The background of both speakers is firmly in the business sector and therefore much of the discussion focused around how well the UK was performing with regards to promoting trade in the GCC. It should be noted that part of the inquiries remit was to look at bilateral trade relations and there was a general agreement between the two individuals that UK business could be making more of the potential for trade in the Gulf.
A few interesting areas did however crop up, with an admission from Sir David Wootton that the unrest over the past 2 years has had a negative impact on investment. He said that the protests had brought investment to Bahrain “to a stop”, although existing businesses had continued to operate.
Another eye-opening moment included a discussion on why the UK seems to host a number of “conflict-resolving” events for Gulf businesses. Sir David Wootton diplomatically explained that the UK legal system is more reliable than elsewhere, particularly in the Gulf, and therefore many businesses like to use the British system to resolve conflicts.
Perhaps the most interesting area of the session was when Ann Clwyd MP pressed the two on the human rights records in Saudi Arabia and the Gulf more generally. She accused David Lloyd OBE of “glossing over the terrible human rights record of Saudi Arabia”, citing numerous examples of violations in that country.

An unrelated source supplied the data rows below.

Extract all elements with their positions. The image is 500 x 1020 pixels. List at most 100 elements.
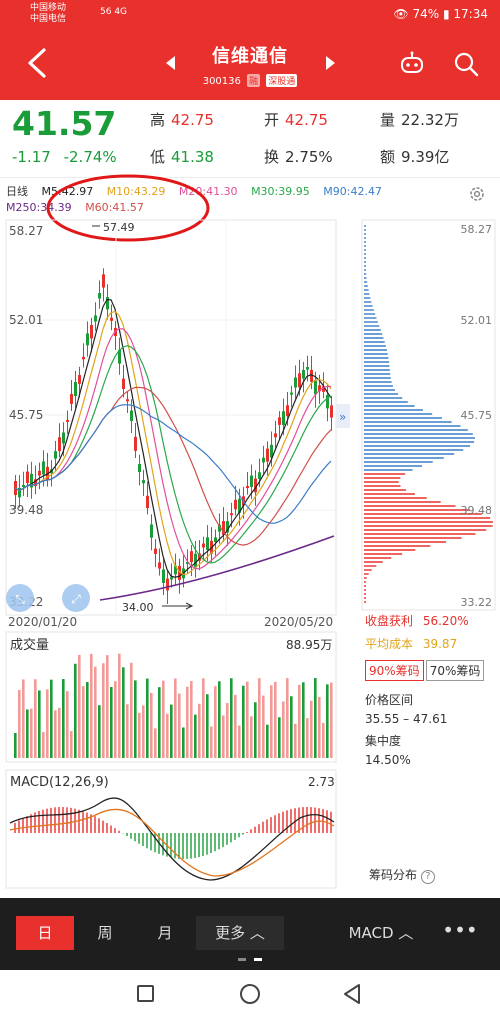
clock: 17:34	[453, 7, 488, 21]
open-value: 42.75	[285, 111, 328, 129]
connect-tag: 深股通	[266, 74, 298, 87]
candle-body	[110, 317, 113, 321]
macd-title: MACD(12,26,9)	[10, 775, 109, 790]
volume-bar	[62, 679, 65, 758]
robot-icon[interactable]	[398, 50, 426, 78]
volume-bar	[126, 704, 129, 758]
volume-bar	[102, 663, 105, 758]
search-icon[interactable]	[452, 50, 480, 78]
volume-bar	[266, 724, 269, 758]
candle-body	[190, 551, 193, 563]
ma30-value: M30:39.95	[251, 185, 310, 198]
chevron-up-icon: ︿	[398, 924, 414, 942]
chip-ylabel-top: 58.27	[461, 223, 493, 236]
volume-bar	[238, 725, 241, 758]
recent-apps-icon[interactable]	[137, 985, 154, 1002]
volume-bar	[186, 686, 189, 758]
signal-indicator: 56 4G	[100, 7, 128, 17]
chip-distribution-link[interactable]: 筹码分布 ?	[369, 866, 435, 884]
back-nav-icon[interactable]	[342, 983, 362, 1005]
volume-label: 量	[380, 111, 396, 129]
candle-body	[250, 475, 253, 488]
low-value: 41.38	[171, 148, 214, 166]
volume-bar	[274, 681, 277, 758]
margin-tag: 融	[247, 74, 261, 87]
volume-bar	[90, 653, 93, 758]
battery-level: 74%	[412, 7, 440, 21]
candle-body	[258, 472, 261, 480]
candle-body	[62, 432, 65, 444]
back-icon[interactable]	[22, 46, 52, 80]
candle-body	[38, 470, 41, 476]
volume-bar	[278, 717, 281, 758]
amount-field: 额 9.39亿	[380, 146, 449, 167]
volume-bar	[162, 680, 165, 758]
profit-label: 收盘获利	[365, 614, 414, 628]
candle-body	[70, 393, 73, 404]
volume-bar	[326, 684, 329, 758]
volume-bar	[26, 709, 29, 758]
volume-bar	[34, 679, 37, 758]
tab-chip-90[interactable]: 90%筹码	[365, 660, 424, 681]
tab-week[interactable]: 周	[76, 916, 134, 950]
concentration-label: 集中度	[365, 734, 402, 748]
candle-body	[214, 537, 217, 542]
low-field: 低 41.38	[150, 146, 214, 167]
volume-bar	[50, 679, 53, 758]
candle-body	[230, 513, 233, 516]
candle-body	[126, 399, 129, 402]
volume-bar	[146, 678, 149, 758]
candle-body	[154, 548, 157, 554]
volume-bar	[322, 722, 325, 758]
next-stock-arrow-icon[interactable]	[326, 56, 335, 70]
volume-bar	[310, 700, 313, 758]
candle-body	[266, 448, 269, 462]
volume-bar	[42, 732, 45, 758]
candle-body	[94, 315, 97, 322]
home-icon[interactable]	[240, 984, 260, 1004]
candle-body	[130, 410, 133, 422]
candle-body	[142, 480, 145, 484]
high-value: 42.75	[171, 111, 214, 129]
volume-bar	[302, 682, 305, 758]
volume-bar	[110, 687, 113, 758]
stock-header: 信维通信 300136 融 深股通	[0, 30, 500, 100]
turnover-label: 换	[264, 148, 280, 166]
open-field: 开 42.75	[264, 109, 328, 130]
high-marker: 57.49	[103, 221, 135, 234]
period-label[interactable]: 日线	[6, 185, 28, 198]
volume-bar	[38, 690, 41, 758]
volume-bar	[286, 678, 289, 758]
volume-bar	[194, 714, 197, 758]
period-tabs-bar: 日 周 月 更多 ︿ MACD ︿ •••	[0, 898, 500, 970]
tab-chip-70[interactable]: 70%筹码	[425, 660, 485, 681]
turnover-value: 2.75%	[285, 148, 333, 166]
tab-more[interactable]: 更多 ︿	[196, 916, 284, 950]
volume-bar	[246, 681, 249, 758]
candle-body	[262, 457, 265, 463]
candle-body	[286, 405, 289, 417]
volume-bar	[290, 696, 293, 758]
volume-bar	[114, 681, 117, 758]
indicator-selector[interactable]: MACD ︿	[336, 916, 426, 950]
volume-bar	[22, 679, 25, 758]
tab-month[interactable]: 月	[136, 916, 194, 950]
more-options-icon[interactable]: •••	[438, 916, 482, 950]
volume-bar	[210, 726, 213, 758]
volume-bar	[82, 686, 85, 758]
tab-day[interactable]: 日	[16, 916, 74, 950]
status-bar: 中国移动 中国电信 56 4G 👁 74% ▮ 17:34	[0, 0, 500, 30]
gear-icon[interactable]	[468, 185, 486, 203]
candle-body	[274, 433, 277, 438]
avg-cost-value: 39.87	[422, 637, 458, 651]
chip-ylabel: 39.48	[461, 504, 493, 517]
volume-bar	[198, 703, 201, 758]
chart-area: 58.27 52.01 45.75 39.48 33.22 57.49 34.0…	[5, 219, 496, 889]
volume-max: 88.95万	[286, 638, 332, 652]
quote-panel: 41.57 -1.17 -2.74% 高 42.75 开 42.75 量 22.32万…	[0, 100, 500, 178]
volume-bar	[166, 713, 169, 758]
ma90-value: M90:42.47	[323, 185, 382, 198]
candle-body	[42, 461, 45, 475]
volume-bar	[130, 662, 133, 758]
stock-title-block: 信维通信 300136 融 深股通	[150, 42, 350, 87]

Llloyd defended himself, saying he had not glossed over anything and admitted there are indeed grave human rights abuses, but at the same time he felt that improvements were being made. He noted disappointment with Prince Alwaleed Bin Talal Al Saud, for justifying the recent execution of a Sri-Lankan maid in Saudi Arabia.
Ann Clwyd MP then asked Sir David Wootton if he had visited any human rights activists, prisoners or opposition figures during his trip to Bahrain, with him replying that he had not. He did however add that he felt that any individuals from the UK in contact with Bahrain, whether political or trade, should encourage Bahrain onto what he called “the right direction of travel”.
Much of the discussions in the first two sessions have centred around what capabilities the UK has to influence Bahrain and whether criticising them politically will damage trade. With that in mind Sir John Stanley MP asked whether the two could cite an example in which the UK speaking out against human rights abuses had resulted in the loss of trade? Both answered that they couldn’t, raising the idea that it is possible for the UK to balance trade interests with human rights concerns.
However, this particular hearing was very much focused on trade and therefore there was little revealing discussion about ethical interests. Many will hope that the coming sessions will begin to unravel this particular aspect of UK policy in the Gulf.